Michael D. Kennedy, professor of sociology at the Watson Institute for International and Public Affairs, Tony Levitas, senior fellow at the Watson Institute, and Natasha Rybak, assistant professor at Warren Alpert Medical School who leads longtime Brown University in Ukraine. The collaboration through the University’s Global Health Initiative is between several leaders affiliated with the University of Friends of Ukraine RI, a private ad hoc group formed to provide funds to Ukrainian citizens who are mobilizing to defend their borders against Russian attacks. As of March 3, their fundraising campaign had raised $42,000 in less than a week for the purchase and delivery of medical supplies – such as medical splints, sterile wipes and thermal blankets – to Ukrainians who were installing makeshift hospitals to treat the wounded.

Levitas, who has spent much of his adult life working in Ukraine, said the group connects with Ukrainians on the ground through a network of 11,000 former Peace Corps members who had worked in Ukraine and Poland.

“We really started this out of a feeling of helplessness,” Levitas told ABC 6 television in Providence on Tuesday, March 1. don’t know what you can really do. So we just said, we have to fundraise.

During this time, scholars across campus worked to share historical context and provide forums for discussion and debate.

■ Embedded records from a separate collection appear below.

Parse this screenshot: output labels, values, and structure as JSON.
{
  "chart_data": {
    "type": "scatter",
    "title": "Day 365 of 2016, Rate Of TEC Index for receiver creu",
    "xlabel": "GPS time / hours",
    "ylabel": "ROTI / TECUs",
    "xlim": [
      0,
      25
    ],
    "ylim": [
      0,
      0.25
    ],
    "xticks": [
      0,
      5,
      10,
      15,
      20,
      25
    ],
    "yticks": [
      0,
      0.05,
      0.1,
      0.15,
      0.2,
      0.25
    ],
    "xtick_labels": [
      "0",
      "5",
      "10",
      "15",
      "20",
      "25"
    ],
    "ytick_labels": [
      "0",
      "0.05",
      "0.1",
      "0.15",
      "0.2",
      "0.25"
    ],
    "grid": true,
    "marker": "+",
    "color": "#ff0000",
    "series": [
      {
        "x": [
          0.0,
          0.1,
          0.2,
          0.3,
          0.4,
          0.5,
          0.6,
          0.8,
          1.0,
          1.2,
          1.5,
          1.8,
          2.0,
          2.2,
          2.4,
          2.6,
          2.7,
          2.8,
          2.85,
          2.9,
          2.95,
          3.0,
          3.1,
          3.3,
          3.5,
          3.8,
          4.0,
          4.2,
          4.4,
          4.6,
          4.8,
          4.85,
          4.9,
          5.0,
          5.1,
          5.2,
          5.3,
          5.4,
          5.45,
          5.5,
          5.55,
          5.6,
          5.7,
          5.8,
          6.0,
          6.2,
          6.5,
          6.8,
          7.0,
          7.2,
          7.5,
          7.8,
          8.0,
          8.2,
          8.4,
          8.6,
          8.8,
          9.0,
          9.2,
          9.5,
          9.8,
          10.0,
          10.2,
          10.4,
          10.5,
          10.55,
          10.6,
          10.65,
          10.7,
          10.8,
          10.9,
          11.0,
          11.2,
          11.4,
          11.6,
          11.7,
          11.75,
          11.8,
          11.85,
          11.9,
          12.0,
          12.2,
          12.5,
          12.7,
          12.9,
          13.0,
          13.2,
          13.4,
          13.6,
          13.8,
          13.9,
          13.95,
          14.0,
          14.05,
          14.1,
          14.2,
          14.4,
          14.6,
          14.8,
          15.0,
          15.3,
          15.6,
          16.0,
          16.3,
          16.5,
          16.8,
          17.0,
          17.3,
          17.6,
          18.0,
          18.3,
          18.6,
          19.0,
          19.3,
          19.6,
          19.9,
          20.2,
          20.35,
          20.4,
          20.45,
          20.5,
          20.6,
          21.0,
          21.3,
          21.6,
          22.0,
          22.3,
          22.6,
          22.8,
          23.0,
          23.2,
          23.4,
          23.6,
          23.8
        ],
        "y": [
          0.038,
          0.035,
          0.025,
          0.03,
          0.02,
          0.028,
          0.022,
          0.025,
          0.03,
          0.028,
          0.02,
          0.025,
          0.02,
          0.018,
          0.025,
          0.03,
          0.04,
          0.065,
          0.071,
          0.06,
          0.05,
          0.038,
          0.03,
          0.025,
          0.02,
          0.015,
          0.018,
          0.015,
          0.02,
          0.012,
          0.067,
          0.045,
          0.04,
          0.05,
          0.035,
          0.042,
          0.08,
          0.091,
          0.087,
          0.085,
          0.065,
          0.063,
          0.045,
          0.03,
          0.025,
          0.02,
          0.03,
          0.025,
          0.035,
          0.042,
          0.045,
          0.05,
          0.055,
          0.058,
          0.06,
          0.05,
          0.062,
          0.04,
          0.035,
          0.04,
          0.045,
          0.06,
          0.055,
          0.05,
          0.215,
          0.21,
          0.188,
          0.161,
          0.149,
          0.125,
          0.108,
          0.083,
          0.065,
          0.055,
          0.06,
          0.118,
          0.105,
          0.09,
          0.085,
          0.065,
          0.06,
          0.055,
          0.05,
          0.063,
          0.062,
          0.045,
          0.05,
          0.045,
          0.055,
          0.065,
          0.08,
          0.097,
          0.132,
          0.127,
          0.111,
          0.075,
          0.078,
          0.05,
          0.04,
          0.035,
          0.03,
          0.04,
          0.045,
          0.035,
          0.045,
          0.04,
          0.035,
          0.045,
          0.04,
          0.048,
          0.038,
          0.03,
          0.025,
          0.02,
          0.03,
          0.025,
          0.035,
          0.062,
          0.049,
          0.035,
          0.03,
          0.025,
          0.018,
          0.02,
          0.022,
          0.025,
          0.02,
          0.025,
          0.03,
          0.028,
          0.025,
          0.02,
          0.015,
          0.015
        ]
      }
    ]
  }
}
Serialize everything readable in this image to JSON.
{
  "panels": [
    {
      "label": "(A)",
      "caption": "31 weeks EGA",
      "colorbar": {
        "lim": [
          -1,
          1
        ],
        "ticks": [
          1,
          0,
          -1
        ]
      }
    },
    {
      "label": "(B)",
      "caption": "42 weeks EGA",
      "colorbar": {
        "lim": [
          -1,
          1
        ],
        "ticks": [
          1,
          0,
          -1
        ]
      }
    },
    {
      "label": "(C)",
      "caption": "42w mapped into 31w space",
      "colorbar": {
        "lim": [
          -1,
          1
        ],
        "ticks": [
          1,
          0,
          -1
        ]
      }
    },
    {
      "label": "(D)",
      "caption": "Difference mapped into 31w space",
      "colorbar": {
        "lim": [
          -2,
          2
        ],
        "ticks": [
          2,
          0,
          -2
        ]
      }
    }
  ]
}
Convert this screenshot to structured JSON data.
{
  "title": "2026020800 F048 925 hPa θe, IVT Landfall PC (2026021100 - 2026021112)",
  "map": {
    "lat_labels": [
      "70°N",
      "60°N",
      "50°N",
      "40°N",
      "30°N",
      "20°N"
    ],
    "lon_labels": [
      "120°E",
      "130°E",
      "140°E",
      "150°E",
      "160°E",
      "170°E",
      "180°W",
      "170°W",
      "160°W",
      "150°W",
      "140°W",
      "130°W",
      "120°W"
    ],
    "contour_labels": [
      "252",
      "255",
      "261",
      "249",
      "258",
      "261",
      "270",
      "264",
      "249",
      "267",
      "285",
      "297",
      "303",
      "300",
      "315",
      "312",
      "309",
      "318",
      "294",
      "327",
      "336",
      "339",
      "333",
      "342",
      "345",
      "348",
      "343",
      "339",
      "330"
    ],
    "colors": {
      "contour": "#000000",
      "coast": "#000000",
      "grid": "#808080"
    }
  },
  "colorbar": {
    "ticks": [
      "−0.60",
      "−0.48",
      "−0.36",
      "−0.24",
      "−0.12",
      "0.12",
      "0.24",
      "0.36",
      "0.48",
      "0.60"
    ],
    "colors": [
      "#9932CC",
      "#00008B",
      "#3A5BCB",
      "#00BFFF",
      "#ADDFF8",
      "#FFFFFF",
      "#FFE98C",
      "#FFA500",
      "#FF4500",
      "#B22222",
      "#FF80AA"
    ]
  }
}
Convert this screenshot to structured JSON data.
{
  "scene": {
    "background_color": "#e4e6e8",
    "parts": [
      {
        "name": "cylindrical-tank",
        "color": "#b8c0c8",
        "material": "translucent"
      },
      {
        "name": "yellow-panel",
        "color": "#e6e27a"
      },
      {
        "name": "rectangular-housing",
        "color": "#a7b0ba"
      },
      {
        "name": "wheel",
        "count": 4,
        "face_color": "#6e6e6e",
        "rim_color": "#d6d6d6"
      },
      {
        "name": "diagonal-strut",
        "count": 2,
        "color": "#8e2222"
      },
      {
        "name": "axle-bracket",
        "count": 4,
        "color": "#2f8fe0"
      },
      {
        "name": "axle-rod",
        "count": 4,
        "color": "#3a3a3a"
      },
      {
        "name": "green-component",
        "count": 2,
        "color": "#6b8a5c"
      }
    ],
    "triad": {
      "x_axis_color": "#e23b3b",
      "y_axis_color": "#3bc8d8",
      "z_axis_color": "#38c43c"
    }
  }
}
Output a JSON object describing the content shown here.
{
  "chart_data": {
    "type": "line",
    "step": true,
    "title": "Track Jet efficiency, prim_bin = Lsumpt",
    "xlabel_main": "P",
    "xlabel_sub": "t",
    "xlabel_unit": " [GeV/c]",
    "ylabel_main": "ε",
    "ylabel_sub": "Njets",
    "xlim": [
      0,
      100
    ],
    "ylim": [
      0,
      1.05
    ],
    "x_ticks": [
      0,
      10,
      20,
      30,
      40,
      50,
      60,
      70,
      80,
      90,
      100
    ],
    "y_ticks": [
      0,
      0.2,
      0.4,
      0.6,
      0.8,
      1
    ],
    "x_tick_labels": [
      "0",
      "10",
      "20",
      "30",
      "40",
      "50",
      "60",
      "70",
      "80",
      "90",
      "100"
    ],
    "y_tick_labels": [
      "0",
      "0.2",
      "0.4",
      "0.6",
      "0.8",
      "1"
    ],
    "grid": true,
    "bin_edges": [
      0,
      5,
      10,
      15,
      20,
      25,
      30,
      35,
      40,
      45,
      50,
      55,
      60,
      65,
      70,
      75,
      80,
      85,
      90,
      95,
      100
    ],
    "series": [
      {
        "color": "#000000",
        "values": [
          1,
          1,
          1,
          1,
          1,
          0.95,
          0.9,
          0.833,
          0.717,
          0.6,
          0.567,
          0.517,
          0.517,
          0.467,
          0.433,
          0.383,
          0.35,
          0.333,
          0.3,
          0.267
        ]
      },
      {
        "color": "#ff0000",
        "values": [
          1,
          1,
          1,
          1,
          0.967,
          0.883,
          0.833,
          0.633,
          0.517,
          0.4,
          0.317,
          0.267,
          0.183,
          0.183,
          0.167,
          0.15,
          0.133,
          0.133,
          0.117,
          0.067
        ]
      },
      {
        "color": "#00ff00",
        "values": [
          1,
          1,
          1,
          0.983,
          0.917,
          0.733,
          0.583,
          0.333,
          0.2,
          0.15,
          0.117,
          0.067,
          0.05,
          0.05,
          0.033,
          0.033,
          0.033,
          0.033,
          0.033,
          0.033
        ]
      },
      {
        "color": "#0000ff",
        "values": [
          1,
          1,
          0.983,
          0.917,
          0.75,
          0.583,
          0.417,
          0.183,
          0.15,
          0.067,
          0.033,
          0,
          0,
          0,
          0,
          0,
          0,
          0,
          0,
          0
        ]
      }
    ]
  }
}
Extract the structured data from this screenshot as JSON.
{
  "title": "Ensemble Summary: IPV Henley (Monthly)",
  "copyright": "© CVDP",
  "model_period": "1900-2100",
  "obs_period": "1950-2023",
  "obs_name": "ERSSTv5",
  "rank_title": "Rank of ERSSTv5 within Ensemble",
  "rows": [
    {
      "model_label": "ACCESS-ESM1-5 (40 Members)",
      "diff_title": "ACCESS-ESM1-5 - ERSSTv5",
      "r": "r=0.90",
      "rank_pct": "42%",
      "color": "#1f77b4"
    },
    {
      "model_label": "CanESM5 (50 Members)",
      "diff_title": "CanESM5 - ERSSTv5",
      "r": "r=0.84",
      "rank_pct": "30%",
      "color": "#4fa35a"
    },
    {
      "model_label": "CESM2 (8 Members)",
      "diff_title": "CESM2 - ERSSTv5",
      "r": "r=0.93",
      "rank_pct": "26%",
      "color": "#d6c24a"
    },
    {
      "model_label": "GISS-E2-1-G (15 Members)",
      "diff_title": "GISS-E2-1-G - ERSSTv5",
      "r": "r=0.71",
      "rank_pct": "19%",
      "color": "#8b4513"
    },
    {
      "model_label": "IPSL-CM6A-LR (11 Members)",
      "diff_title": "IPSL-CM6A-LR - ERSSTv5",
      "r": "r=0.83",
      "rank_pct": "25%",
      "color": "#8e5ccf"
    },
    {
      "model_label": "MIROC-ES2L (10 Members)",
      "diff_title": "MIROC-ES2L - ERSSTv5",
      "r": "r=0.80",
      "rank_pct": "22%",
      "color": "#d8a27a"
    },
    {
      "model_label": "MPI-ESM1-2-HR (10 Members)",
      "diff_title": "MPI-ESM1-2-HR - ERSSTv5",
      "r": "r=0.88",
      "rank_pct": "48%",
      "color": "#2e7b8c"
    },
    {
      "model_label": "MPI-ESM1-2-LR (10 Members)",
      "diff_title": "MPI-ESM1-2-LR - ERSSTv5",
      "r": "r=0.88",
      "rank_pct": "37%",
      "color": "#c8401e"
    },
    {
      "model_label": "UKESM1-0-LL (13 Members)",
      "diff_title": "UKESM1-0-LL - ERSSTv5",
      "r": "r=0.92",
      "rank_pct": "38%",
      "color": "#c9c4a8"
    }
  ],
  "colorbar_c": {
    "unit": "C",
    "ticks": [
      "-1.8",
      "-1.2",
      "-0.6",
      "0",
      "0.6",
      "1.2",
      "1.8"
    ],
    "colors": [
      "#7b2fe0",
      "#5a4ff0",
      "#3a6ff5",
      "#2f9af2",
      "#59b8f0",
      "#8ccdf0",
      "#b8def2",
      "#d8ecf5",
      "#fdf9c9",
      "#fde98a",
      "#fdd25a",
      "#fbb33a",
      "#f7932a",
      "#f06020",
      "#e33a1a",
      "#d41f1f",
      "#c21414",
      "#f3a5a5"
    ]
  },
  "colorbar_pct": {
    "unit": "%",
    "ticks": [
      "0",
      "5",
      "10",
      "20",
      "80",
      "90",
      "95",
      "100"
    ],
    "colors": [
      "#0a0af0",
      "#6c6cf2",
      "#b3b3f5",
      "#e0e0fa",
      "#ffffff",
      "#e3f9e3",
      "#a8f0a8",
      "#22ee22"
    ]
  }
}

The Choices Program, a branch of Brown’s History Department where students and faculty work together to create innovative K-12 curricula on important topics in history and current issues, created a free downloadable lesson on the Ukrainian crisis available to all teachers. The program guides teachers through a one-day lesson that uses news and political cartoons to explore the current situation in Ukraine and its historical origins.

Nicole Jarvis, a ninth grade teacher in Vancouver, British Columbia, said on Twitter that the program helped her guide her class through the history of the conflict and the current international response this week.

“They support high school teachers like me who rightfully need relevant teaching resources and materials,” Jarvis said of the Choices program. “This lesson sequence is a wonderful thing for me.”

On Tuesday March 1, the Department of History organized a workshop and a roundtable on the crisis. The event featured short reflections from several faculty members with personal and academic ties to Ukraine, including history and Slavic studies faculty members Masako Fidler, Fabrizio Fenghi and Ethan Pollock, Ph.D. story. candidates Alexandra Morehead and Julia Gettle, former Harry Merritt and student Brehan Brady.

On Thursday, March 3, the Watson Institute convened a Ukraine Invasion Crisis Seminar, where visiting professor Lyle Goldstein led a panel discussion among students, faculty, and staff. Earlier this winter, the Watson Institute hosted a panel discussion highlighting Ukrainian, Russian and European perspectives on the ongoing Russian-Ukrainian crisis, and its Trending Globally podcast featured an interview with Kennedy, which provided historical context. for the current tensions between the two countries.

“As always,” Paxson wrote in his letter to the Brown community, “our university stands together in times of crisis. We have resources to support members of our community and scholars and students displaced by the conflict. We encourage you to stay informed and continue to support each other.